Electronic Design
Simple Circuit Reduces Relay Coil Power

Simple Circuit Reduces Relay Coil Power

Fellow engineer Sanjay R. Chendvankar of Mumbai, India, recently offered a novel way of reducing current through a relay coil (see “Driver Saves Power In Energized Relay”). His idea utilized an unused normally closed pair of contacts of that relay to reduce the driving voltage to the relay once it was energized. The design works very well, but what do you do when an unused pair of contacts is not available?

It is well known that an energized relay coil will maintain contact closure even after the driving voltage is reduced somewhat. For many years, we have been employing a very simple approach to reduce the relay’s driving voltage without relying on unused contacts or sophisticated circuitry. All we do is add two common parts: a resistor and capacitor in parallel.

The resistor/capacitor pair interrupts the usual emitter lead to ground connection of the relay driver transistor (see the figure). When the drive transistor is off, R2 ensures that the capacitor is discharged. When the relay command turns on the drive transistor, that uncharged electrolytic capacitor temporarily appears as a dead short, causing maximum current to flow through the relay coil and closing the relay contacts without chatter.
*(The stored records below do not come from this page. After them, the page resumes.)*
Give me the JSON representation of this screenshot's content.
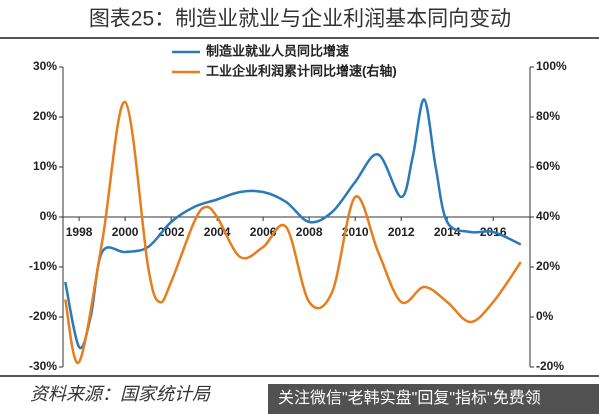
{
  "chart_data": {
    "type": "line",
    "title": "图表25：制造业就业与企业利润基本同向变动",
    "source": "资料来源：国家统计局",
    "watermark": "关注微信\"老韩实盘\"回复\"指标\"免费领",
    "xlim": [
      1997.3,
      2017.6
    ],
    "xticks": [
      1998,
      2000,
      2002,
      2004,
      2006,
      2008,
      2010,
      2012,
      2014,
      2016
    ],
    "ylim": [
      -30,
      30
    ],
    "yticks": [
      {
        "value": -30,
        "label": "-30%"
      },
      {
        "value": -20,
        "label": "-20%"
      },
      {
        "value": -10,
        "label": "-10%"
      },
      {
        "value": 0,
        "label": "0%"
      },
      {
        "value": 10,
        "label": "10%"
      },
      {
        "value": 20,
        "label": "20%"
      },
      {
        "value": 30,
        "label": "30%"
      }
    ],
    "y2lim": [
      -20,
      100
    ],
    "y2ticks": [
      {
        "value": -20,
        "label": "-20%"
      },
      {
        "value": 0,
        "label": "0%"
      },
      {
        "value": 20,
        "label": "20%"
      },
      {
        "value": 40,
        "label": "40%"
      },
      {
        "value": 60,
        "label": "60%"
      },
      {
        "value": 80,
        "label": "80%"
      },
      {
        "value": 100,
        "label": "100%"
      }
    ],
    "series": [
      {
        "name": "制造业就业人员同比增速",
        "color": "#2a7ab8",
        "x": [
          1997.4,
          1998,
          1998.5,
          1999,
          2000,
          2001,
          2002,
          2003,
          2004,
          2005,
          2006,
          2007,
          2008,
          2009,
          2010,
          2011,
          2012,
          2012.5,
          2013,
          2013.5,
          2014,
          2015,
          2016,
          2017.2
        ],
        "values": [
          -13,
          -26,
          -20,
          -7,
          -7,
          -6,
          -1,
          2,
          3.5,
          5,
          5,
          3,
          -1,
          1,
          7,
          12.5,
          4,
          12,
          23.5,
          10,
          -1,
          -3,
          -3,
          -5.5
        ]
      },
      {
        "name": "工业企业利润累计同比增速(右轴)",
        "color": "#e87d1e",
        "axis": "y2",
        "x": [
          1997.4,
          1998,
          1999,
          2000,
          2001,
          2001.5,
          2002,
          2003,
          2003.5,
          2004,
          2005,
          2006,
          2007,
          2008,
          2009,
          2010,
          2011,
          2012,
          2013,
          2014,
          2015,
          2016,
          2017.2
        ],
        "values": [
          7,
          -18,
          30,
          86,
          20,
          6,
          14,
          38,
          44,
          40,
          24,
          28,
          36,
          6,
          10,
          48,
          26,
          6,
          12,
          6,
          -2,
          6,
          22
        ]
      }
    ]
  }
}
As the capacitor charges, however, both the voltage across and the current through the relay coil decline. The circuit reaches steady state when the capacitor has charged to the point that all the current through the relay coil is moving through R2. The contacts will still remain closed until the drive voltage is removed.

In this example the resistor value is roughly twice that of the relay coil resistance: a 390-Ω resistor for a 200-Ω relay coil. The capacitor was chosen to be 150 µF at 25 V, creating a combination that works well for a supply of 12 V to the coil. If the drive transistor’s emitter is simply connected to ground, the relay circuit draws around 58 mA. With the resistor/capacitor addition the steady state current is only 20 mA, a nice savings in power. The additional two parts cost only a few cents, and no extra relay contacts are needed.